Art. 159 – O Grêmio Estudantil é um Órgão auxiliar e tem por objetivo possibilitar ao aluno o exercício de atividades recreativas e culturais, com vistas ao exercício da cidadania.

Art. 160 – O Grêmio Estudantil terá seu regulamento próprio e será submetido à apreciação da Direção do Estabelecimento para aprovação.
§ 1o – Não poderá o Grêmio Estudantil tomar deliberação contrária às determinações da Direção da Escola.
§ 2o – Os bens móveis e imóveis que forem destinados ao uso do Grêmio pertencem ao patrimônio do Colégio.
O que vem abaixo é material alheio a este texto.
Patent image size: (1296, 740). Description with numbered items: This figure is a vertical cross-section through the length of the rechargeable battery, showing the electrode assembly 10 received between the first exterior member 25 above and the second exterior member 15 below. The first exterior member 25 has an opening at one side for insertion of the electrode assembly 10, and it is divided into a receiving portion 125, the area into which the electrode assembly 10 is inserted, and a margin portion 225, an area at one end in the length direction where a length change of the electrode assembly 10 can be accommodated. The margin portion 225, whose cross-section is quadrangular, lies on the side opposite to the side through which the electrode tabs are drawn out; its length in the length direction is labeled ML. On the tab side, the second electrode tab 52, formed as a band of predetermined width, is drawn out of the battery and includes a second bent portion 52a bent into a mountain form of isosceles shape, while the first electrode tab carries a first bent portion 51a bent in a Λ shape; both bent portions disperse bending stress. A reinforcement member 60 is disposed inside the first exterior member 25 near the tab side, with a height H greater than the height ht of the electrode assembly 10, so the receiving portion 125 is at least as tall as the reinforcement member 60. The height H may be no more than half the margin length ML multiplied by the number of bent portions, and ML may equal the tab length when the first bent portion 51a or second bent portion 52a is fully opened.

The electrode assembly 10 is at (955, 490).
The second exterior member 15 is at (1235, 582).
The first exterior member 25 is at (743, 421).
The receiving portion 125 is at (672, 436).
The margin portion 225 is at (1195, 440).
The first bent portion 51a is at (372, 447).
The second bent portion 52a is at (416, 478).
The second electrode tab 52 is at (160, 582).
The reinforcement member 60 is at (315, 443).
Art. 162 – O conselho de representantes é composto de todos os representantes de alunos, eleitos para este fim, em todas as turmas, da 5a série do Ensino Fundamental à 3a série do Ensino Médio.

Art. 163 – Compete ao Conselho de Representantes:
I.  assessorar a Diretoria do Grêmio e fiscalizar sua atuação;
II. convocar assembléia geral extraordinária para julgar, com direito a destituição, a Diretoria do Grêmio, desde que o edital de convocação seja assinado, no mínimo, por 2/3 dos seus membros.

Art. 164 – São funções dos representantes de turma:
I.  representar os colegas junto à Direção da Escola, Serviço de Orientação Educacional ou Conselho de Representantes a fim de transmitir os anseios e sugestões da turma;
II.  entrar em contato com o Orientador Escolar de sua turma, sempre que necessário, a fim de mantê-lo informado sobre as ocorrências da classe;
III. cultivar o coleguismo e a solidariedade na turma;
IV. cooperar com os professores para que as atividades escolares se desenvolvam num clima favorável;
V.  participar do Conselho de Classe parcial no momento da avaliação da turma.
VI. comparecer às reuniões mensais ordinárias, bem como às reuniões extraordinárias convocadas pelo Presidente do Grêmio.